Friday, April 24, 2020

Quickies: The Lockdown Lever

     The rising sentiment among common Americans is that this “stay at home” BS has gone too far and must end forthwith. Yet it’s not ending. Not all the enforcement power in the world could keep Americans confined to our homes, were we to decide that we’d had enough. Yet we’re doing so. Why?

     Some of it is probably fear. “The experts” – you know, those guys who’ve been wrong about absolutely everything from the start of this mess – continue to preach fear. Quite a lot of our countrymen have probably been affected by those preachments, at least to the extend of muttering “better safe than sorry” to themselves. In effect, they’re quarantining themselves.

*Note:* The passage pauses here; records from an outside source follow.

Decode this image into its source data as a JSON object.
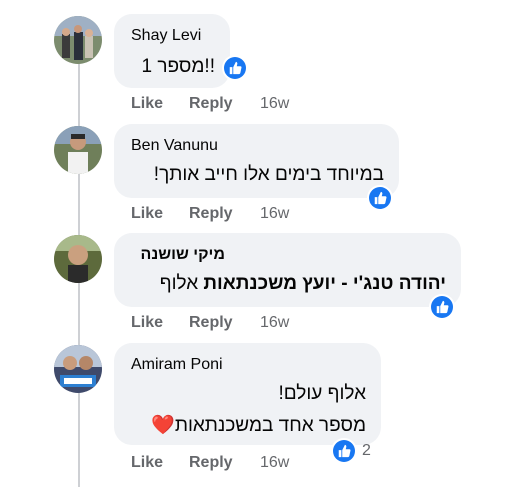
{
  "comments": [
    {
      "author": "Shay Levi",
      "lines": [
        "!!מספר 1"
      ],
      "actions": {
        "like": "Like",
        "reply": "Reply",
        "time": "16w"
      }
    },
    {
      "author": "Ben Vanunu",
      "lines": [
        "במיוחד בימים אלו חייב אותך!"
      ],
      "actions": {
        "like": "Like",
        "reply": "Reply",
        "time": "16w"
      }
    },
    {
      "author": "מיקי שושנה",
      "mention": "יהודה טנג'י - יועץ משכנתאות",
      "text_after_mention": "אלוף",
      "actions": {
        "like": "Like",
        "reply": "Reply",
        "time": "16w"
      }
    },
    {
      "author": "Amiram Poni",
      "lines": [
        "אלוף עולם!",
        "מספר אחד במשכנתאות"
      ],
      "heart_emoji": "❤️",
      "reaction_count": "2",
      "actions": {
        "like": "Like",
        "reply": "Reply",
        "time": "16w"
      }
    }
  ],
  "icons": {
    "like_reaction": "thumbs-up-icon",
    "heart": "red-heart-emoji"
  },
  "colors": {
    "bubble": "#f0f2f5",
    "like_blue": "#1877f2",
    "muted_text": "#65676b",
    "heart_red": "#e41e3f"
  }
}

     But there’s a more baleful influence at work, and it might have a greater part of the responsibility for our ongoing paralysis: licensure and business regulation.

     I’ve written before about the essentially totalitarian nature of licensure. Business regulation – the institution of conditions under which a business must do its business or be shut down by the State – is another facet to that evil jewel. There are fewer businesses than there are Americans – and those businesses’ owners and managers are aware of what the State could do to them should they step out of line.

     So our employers – and remember, the Fortune 3000 employ half of all working Americans – are afraid to reopen at the risk of the State’s wrath. But without the reopening and normal functioning of those businesses, where would most of us be going when we leave our homes? By far the greater part of our moving about is for occupational purposes!

     This applies even to “essential” businesses that are “permitted” to operate during the lockdown. Note how sharply their staffs-on-hand have been reduced. Many won’t even allow customers into their physical stores; rather, the customer must call ahead and accept “curbside delivery,” regardless of his preferences or his desire to survey the available alternatives. I’d bet the rent money that agents of the State are watching them for compliance to their decrees.

     The apostles of State licensure and regulation have always claimed that it’s for “the safety of the public.” They’ve always contended that mere registration and certification – i.e., promulgated safety standards and an easily accessed list of which businesses comply and which conspicuously do not, with no enforcement – would be “insufficient.” If that chant hasn’t grown strained yet, something has gone wrong with Americans’ hearing. We used to bridle at being told that we don’t know our own best interests, that the heavy hand of the State must confine us – and occasionally punish us – “for your own good.”

     And here we are.

1 comment:

Paul Bonneau said...

It's natural, in the face of disease (ignoring for the moment the question of lethality) to want to stay at home. The state mandates to do so are simply convenient excuses for people doing what people would want to do anyway. But of course, there are obvious limits to this, as the wine and crackers run out, and you need money to pay for more. So, it's just as natural for people eventually to get fed up and restless. The ruling thugs will soon find that they had better drop their decrees or be ignored. They hate being ignored - it makes them feel unneeded.

As to business regulation:
"Trade and commerce, if they were not made of India rubber, would never manage to bounce over the obstacles which legislators are continually putting in their way; and, if one were to judge these men wholly by the effects of their actions, and not partly by their intentions, they would deserve to be classed and punished with those mischievous persons who put obstructions on the railroads."